There were 62 households, out of which 30.6% had children under the age of 18 living with them, 64.5% were married couples living together, 11.3% had a female householder with no husband present, and 22.6% were non-families. 19.4% of all households were made up of individuals, and 9.7% had someone living alone who was 65 years of age or older.

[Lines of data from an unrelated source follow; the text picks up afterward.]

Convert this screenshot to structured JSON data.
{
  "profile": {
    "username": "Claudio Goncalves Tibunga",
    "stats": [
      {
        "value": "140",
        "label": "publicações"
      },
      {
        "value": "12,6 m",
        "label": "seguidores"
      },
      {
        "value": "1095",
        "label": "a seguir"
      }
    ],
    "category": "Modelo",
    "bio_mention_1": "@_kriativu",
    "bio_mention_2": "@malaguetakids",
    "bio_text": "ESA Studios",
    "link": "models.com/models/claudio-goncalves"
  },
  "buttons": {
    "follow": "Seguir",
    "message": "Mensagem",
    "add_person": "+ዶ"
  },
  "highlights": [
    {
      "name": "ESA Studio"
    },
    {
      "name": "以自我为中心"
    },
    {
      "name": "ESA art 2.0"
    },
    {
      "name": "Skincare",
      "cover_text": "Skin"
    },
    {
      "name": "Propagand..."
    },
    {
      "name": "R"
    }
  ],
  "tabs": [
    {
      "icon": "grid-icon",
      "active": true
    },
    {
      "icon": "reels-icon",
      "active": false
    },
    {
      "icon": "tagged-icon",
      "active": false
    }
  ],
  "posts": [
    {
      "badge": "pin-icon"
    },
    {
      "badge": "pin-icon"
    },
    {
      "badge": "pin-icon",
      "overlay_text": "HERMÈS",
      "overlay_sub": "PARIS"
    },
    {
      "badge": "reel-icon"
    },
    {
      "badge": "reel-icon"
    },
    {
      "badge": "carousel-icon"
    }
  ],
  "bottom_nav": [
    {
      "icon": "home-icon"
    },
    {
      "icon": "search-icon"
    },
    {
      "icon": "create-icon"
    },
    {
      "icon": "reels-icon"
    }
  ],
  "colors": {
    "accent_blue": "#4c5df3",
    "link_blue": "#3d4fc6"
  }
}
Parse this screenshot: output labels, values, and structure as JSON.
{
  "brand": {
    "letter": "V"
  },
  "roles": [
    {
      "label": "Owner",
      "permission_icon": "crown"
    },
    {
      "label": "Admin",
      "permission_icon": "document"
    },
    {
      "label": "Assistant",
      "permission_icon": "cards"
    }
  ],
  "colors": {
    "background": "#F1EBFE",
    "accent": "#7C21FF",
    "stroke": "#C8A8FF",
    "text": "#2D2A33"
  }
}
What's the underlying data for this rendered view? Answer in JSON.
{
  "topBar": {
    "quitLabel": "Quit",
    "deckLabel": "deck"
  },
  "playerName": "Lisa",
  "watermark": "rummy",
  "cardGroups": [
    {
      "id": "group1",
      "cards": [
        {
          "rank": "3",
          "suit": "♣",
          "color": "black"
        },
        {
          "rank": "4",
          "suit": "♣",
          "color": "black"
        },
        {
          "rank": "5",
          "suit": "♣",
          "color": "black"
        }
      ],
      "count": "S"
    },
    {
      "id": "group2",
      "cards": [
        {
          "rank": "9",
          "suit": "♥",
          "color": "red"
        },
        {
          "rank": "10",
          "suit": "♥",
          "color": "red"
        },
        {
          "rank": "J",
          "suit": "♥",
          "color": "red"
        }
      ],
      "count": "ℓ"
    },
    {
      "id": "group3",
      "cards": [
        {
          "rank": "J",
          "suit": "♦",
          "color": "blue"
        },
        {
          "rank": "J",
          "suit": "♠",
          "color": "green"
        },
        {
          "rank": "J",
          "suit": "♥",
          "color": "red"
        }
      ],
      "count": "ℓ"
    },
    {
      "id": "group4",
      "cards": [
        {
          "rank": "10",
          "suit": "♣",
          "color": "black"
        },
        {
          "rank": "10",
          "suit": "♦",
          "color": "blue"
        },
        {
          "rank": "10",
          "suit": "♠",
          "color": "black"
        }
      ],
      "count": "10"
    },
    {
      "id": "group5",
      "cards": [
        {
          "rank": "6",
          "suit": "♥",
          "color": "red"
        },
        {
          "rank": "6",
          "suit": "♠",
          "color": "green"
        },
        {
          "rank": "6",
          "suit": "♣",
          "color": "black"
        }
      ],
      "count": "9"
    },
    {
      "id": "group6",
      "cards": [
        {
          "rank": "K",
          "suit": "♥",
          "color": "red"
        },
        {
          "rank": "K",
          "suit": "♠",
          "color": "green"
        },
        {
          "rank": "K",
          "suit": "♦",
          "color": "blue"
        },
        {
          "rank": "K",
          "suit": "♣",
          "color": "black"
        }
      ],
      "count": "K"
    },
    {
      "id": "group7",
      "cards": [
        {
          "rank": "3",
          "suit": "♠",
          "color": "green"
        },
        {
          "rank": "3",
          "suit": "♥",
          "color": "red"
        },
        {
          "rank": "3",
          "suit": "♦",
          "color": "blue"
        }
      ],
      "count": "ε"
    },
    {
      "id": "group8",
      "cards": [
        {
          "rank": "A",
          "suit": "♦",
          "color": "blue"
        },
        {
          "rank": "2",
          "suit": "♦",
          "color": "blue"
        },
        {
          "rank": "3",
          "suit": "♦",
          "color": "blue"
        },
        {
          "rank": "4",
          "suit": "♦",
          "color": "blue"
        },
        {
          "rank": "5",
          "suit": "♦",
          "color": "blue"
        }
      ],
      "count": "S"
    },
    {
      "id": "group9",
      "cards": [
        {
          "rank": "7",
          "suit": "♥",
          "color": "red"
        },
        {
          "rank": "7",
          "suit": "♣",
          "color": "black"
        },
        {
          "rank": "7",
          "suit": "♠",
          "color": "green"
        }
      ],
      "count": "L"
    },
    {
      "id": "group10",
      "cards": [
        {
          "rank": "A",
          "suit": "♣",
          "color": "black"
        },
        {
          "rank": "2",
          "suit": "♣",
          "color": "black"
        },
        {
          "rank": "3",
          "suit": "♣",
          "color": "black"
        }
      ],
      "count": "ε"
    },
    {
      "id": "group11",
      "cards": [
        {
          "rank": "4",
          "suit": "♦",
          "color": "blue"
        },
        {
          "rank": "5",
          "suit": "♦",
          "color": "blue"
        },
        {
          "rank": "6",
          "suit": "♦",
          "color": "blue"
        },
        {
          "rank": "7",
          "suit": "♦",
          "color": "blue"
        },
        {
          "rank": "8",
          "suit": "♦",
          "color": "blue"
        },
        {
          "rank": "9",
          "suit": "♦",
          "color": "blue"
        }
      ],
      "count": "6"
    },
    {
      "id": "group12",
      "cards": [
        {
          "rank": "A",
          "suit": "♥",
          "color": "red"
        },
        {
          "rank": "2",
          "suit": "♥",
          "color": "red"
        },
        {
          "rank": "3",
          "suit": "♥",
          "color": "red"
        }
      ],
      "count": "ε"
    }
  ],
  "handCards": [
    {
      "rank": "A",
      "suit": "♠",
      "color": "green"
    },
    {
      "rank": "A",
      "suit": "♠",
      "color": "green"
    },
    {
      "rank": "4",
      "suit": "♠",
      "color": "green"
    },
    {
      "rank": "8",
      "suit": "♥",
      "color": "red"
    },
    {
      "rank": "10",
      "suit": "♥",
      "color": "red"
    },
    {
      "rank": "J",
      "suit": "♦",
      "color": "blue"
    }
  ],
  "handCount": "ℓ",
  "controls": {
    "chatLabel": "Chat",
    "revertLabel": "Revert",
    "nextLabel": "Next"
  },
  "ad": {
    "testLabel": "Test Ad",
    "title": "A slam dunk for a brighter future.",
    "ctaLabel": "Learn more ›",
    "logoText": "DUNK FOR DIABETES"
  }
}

The average household size was 2.56 and the average family size was 2.83.

In the town, the population was spread out, with 22.0% under the age of 18, 5.0% from 18 to 24, 33.3% from 25 to 44, 25.8% from 45 to 64, and 13.8% who were 65 years of age or older. The median age was 36 years. For every 100 females, there were 91.6 males. For every 100 females age 18 and over, there were 90.8 males.

The median income for a household in the town was $33,571, and the median income for a family was $34,821. Males had a median income of $37,500 versus $15,000 for females. The per capita income for the town was $15,386. About 13.2% of families and 15.0% of the population were below the poverty line, including 12.5% of those under the age of eighteen and 26.7% of those 65 or over.